First, you have to realize that his approach to civil heirarchy is one of skepticism, but he never really advocates for a dissolution of government. Not only are there indications I cite in "Samaritan" itself, but he writes both anonymously and under his own name (imprisoned from the Tower of London, no less) of the need for certain governmental powers to promote a peaceful nation. So, you know, he's not just bagging on university structure because it's structured - there has to be other reasons. And there are - more than one - so, it's not exactly incredibly complicated, but the desire to condense a complex discussion into a single talking point is always present.
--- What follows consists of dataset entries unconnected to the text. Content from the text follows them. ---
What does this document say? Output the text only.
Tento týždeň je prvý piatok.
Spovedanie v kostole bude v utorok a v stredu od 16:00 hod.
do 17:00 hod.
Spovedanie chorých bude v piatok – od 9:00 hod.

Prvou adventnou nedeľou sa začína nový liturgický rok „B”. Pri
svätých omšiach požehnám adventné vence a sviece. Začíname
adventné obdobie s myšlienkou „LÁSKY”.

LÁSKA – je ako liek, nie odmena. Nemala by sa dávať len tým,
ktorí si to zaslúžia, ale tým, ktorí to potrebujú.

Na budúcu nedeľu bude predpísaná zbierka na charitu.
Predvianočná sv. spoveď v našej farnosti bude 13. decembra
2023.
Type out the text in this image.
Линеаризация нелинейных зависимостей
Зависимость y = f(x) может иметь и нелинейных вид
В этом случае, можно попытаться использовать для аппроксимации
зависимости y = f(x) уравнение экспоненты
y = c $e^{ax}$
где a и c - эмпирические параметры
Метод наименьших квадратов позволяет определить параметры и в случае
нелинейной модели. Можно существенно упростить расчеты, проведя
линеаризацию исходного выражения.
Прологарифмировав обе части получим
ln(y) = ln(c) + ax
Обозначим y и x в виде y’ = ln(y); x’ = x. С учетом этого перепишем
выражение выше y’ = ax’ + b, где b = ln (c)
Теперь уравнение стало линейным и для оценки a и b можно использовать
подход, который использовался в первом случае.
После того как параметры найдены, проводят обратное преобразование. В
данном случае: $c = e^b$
Instead, he's critical of the idea that university training has an essential or even divine nature that elevates it above lay discussion. He's also critical of this use of status that comes from being in a social group that implicitly and explicitly supports an unequal power structure. These kind of feed into one another, and it can be difficult to seperate out to the point that we simply need to allow for the issues to blend together.
What becomes interesting, once you're seeing how Walwyn has constructed the university in "Samaritan," is that there's an implicit understanding that the reader is aware of what a university is for. There's actually a split that we'd consider strange between emergent mechanical sciences and theological education, and who backs what. A scholar named Christopher Hill discusses that in depth, but you can also find it in tracts that get run off anywhere in the 1600's. (It's some real Sorcerer's Crusade shit, to be frank.) CoE supporting bishops and academically educated divines support a university structure that focuses on theological education, and so universities are very commonly understood as culturally important but practically useless. There's an explosion of really bad science that's just starting out - attempts at astronomy, alchemy, chemistry, physics, are all very crude. These are not really approved of by the church, as men really aren't supposed to be meddling in the affairs of God. So, they're huge with religious seperatists like Quakers, Diggers, and Levellers, as they try to get an edge over entrenched institutions. So, when Hill says that Winstanley says that it's a shame that mechanical men (or, uneducated laborers and preachers) and specialized academics never got together to revolutionize university teachings, he's largely talking about a university structure that never really changes from the early middle ages until right now.
Instead, what we see is Walwyn discussing the cultural power of the academy, which feeds into the church. But as society becomes inevitably secularlized (which ends up happening because giving equal access to scriptural literature dilutes the elite nature of being able to speak on scripture as a proscription for societal behavior), we simply cut out the church and rely on the difficulty of access to formal education as a buy in to civil influence.